Anupam Paul Comment left 17th November 2010 06:06:22
If we cannot stop consumerism these problems of food and unemployment will be faced by the weaker section of the society particularly the farmers of the South.And that can be realized if we try to understand the real problems of the farmers.I talk about agriculture not agribusiness,corporate farming,contract farming etc.Is it really necessary to own more than one car or a car? Some families have more than one cars.Can we care for our future generation and unborn children.?? We may well remember the song HEAL THE WORLD OF M Jackson.

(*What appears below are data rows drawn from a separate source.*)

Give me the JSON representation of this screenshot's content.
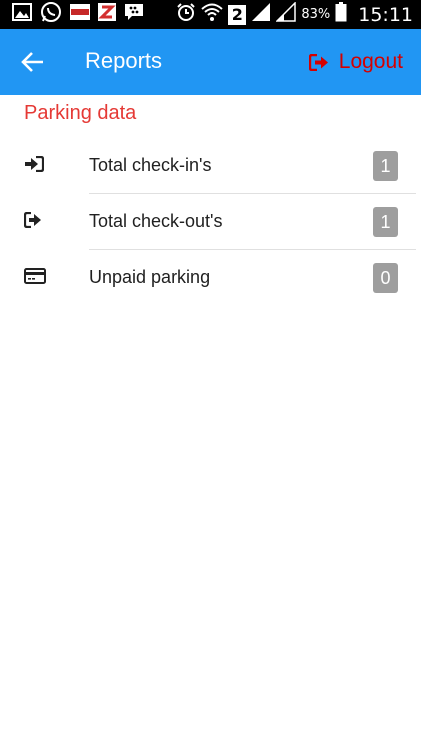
{
  "status_bar": {
    "sim_number": "2",
    "battery_percent": "83%",
    "time": "15:11"
  },
  "app_bar": {
    "title": "Reports",
    "logout_label": "Logout",
    "colors": {
      "bar": "#2196f3",
      "logout": "#d50000"
    }
  },
  "section": {
    "title": "Parking data"
  },
  "reports": [
    {
      "label": "Total check-in's",
      "count": "1",
      "icon": "sign-in-icon"
    },
    {
      "label": "Total check-out's",
      "count": "1",
      "icon": "sign-out-icon"
    },
    {
      "label": "Unpaid parking",
      "count": "0",
      "icon": "credit-card-icon"
    }
  ]
}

mae-Wan Comment left 4th November 2010 19:07:15
Hi patriziah, this article is the first in a long series on green power to the people, please look out for the rest. There are many sustainable options and they are being implemented everyday. The most sustainable option for fuel is methane biogas from anaerobic digestion of organic wastes. It can replace many fuel uses.

patriziah odethe Comment left 4th November 2010 18:06:02
Hello, i have a question....so what is being mention in this article is that the BIOFUELS wich are promoted to be better for nature are causing hunger? what can we do about it? shoudl we use normal fuel?...i mean at the end of the day i think both of this types of fuer are damaging human life and nature anyway....is very confusing

Ilyan Comment left 4th November 2010 18:06:08
God help us. Unfortumately God can only produce Ibola in isolated villages. This problem would be solved if it were started it in a busy international airport.